Intimations of Immortality

I find myself reflecting on mortality these days—wondering as we all do whether the elusive entity that we call “self” survives the death of the body. One of the most tantalizing suggestions I’ve heard comes from psychologist and neuroscientist Stephen Kosslyn. Back in 2005, he was asked this question:

“What do you believe is true even though you cannot prove it?”

His answer really intrigued me:

Your mind may arise not simply from your own brain, but in part from the brains of other people.

Sobo_1909_624Kosslyn’s explanation is simple and utterly non-mystical. To sum it up crudely, your mind is not entirely self-contained within your skull. In order to perform certain complicated mental tasks, you must extend the limits of your physical brain with “prosthetic systems”—for example, an electronic calculator to multiply 756 by 312, which is rather difficult to do in your head.

As it happens, people perform this very same function for one another. Human beings set up what Kosslyn calls “Social Prosthetic Systems” (SPSs) in which people share their brainpower to solve countless challenges. A marriage might be the most sophisticated SPS of all—a relationship in which two people are constantly (and quite literally) sharing brains. As Kosslyn puts it,

parts of other people’s brains come to serve as extensions of your own brain. And if the mind is “what the brain does,” then your mind in fact arises from the activity of not only your own brain, but those of your SPSs.
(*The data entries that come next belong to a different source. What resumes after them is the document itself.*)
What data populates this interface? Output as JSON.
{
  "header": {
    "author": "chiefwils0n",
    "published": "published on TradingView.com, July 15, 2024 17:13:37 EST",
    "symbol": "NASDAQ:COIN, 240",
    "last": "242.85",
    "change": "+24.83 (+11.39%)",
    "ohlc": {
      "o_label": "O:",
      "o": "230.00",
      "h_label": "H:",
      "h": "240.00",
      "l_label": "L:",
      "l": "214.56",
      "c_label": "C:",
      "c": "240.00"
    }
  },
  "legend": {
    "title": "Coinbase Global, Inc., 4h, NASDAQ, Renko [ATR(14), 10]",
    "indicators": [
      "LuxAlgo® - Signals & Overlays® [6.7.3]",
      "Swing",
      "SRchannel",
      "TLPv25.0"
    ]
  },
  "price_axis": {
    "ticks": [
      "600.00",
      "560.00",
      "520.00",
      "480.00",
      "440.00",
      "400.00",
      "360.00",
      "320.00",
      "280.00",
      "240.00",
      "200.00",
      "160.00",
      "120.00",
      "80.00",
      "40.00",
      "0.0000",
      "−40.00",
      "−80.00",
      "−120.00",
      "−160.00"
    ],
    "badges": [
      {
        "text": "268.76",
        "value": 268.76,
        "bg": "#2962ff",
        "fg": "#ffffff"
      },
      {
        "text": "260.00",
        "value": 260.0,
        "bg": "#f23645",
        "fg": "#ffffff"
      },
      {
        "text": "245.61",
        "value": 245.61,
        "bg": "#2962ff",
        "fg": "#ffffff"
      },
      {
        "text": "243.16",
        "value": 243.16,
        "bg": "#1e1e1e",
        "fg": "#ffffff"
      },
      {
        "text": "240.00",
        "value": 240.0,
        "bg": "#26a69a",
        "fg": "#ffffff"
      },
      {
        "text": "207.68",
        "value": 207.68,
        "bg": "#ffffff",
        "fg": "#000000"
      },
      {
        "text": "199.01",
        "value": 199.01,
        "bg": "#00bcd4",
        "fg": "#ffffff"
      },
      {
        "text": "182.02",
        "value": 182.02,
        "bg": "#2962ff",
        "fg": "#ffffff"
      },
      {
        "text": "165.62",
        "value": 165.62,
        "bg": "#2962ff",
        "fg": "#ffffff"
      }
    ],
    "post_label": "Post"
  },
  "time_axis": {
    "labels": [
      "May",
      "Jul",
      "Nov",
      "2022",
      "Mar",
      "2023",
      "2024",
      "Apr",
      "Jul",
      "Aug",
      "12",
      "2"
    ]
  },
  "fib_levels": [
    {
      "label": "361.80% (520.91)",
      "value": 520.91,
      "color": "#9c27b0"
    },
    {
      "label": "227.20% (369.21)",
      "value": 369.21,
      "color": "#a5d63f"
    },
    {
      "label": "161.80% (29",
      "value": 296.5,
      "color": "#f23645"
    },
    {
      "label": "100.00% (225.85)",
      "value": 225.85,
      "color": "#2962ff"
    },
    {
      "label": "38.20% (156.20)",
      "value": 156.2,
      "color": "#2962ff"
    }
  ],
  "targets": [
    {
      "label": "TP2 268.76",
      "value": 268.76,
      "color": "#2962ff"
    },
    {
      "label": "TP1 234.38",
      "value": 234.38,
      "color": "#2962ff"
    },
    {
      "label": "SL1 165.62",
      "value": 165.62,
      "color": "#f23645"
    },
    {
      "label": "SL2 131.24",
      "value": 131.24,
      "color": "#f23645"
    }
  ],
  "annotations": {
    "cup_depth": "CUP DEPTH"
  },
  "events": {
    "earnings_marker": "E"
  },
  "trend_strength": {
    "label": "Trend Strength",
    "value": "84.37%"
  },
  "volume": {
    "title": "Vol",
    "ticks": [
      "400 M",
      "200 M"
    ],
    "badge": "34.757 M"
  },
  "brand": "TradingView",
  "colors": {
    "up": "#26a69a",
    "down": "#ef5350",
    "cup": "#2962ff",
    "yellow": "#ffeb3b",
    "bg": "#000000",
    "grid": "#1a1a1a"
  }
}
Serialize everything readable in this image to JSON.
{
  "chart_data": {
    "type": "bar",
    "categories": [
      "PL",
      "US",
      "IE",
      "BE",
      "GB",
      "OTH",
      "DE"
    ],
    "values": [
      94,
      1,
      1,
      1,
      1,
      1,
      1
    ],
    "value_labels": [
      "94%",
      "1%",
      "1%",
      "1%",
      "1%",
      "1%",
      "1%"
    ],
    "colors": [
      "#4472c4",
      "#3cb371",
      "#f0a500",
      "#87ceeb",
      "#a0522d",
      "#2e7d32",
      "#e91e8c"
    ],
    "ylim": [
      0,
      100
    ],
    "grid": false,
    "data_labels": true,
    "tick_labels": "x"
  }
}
Kosslyn isn’t blind to the enormous implications of this idea:

In fact, one could even argue that when your body dies, part of your mind may survive.

Cognitive scientist Douglas Hofstadter has expressed much the same notion:

You can imagine a soul as being a detailed, elaborate pattern that exists very clearly in one brain. When a person dies, the original is no longer around. But there are other versions of it in other people’s brains. It’s a less detailed copy, it’s coarse-grained.

This concept of life after death might strike you as painfully prosaic. It’s certainly a far cry from Wordsworth’s belief in a soul that not only survives the death of the body, but has existed always:

Our birth is but a sleep and a forgetting:
The Soul that rises with us, our life’s Star,
Hath had elsewhere its setting,
And cometh from afar:
Not in entire forgetfulness,
And not in utter nakedness,
But trailing clouds of glory do we come
From God, who is our home …

I’m open to such sentiments, which harmonize well with mainstream religious and mystical beliefs. But the simplicity and earthiness of Kosslyn’s idea holds a certain beauty for me. And I don’t seem to be alone in feeling this way.

After Hofstadter’s wife, Carol, died in 1993 at the age of 42, he experienced an epiphany while looking at her picture one day. In his book I Am A Strange Loop, Hofstadter describes how he was overcome with the realization that Carol’s soul and his own had fused “into one higher-level entity” shaped out of shared hopes and dreams for their children. Their hopes

were not separate or distinct hopes but were just one hope, one clear thing that defined us both, that wielded us into a unit, the kind of unit I had but dimly imagined before being married and having children. I realized that though Carol had died, that core piece of her had not died at all, but that it had lived on very determinedly in my brain.

That sounds to me like a kind of immortality well worth hoping for.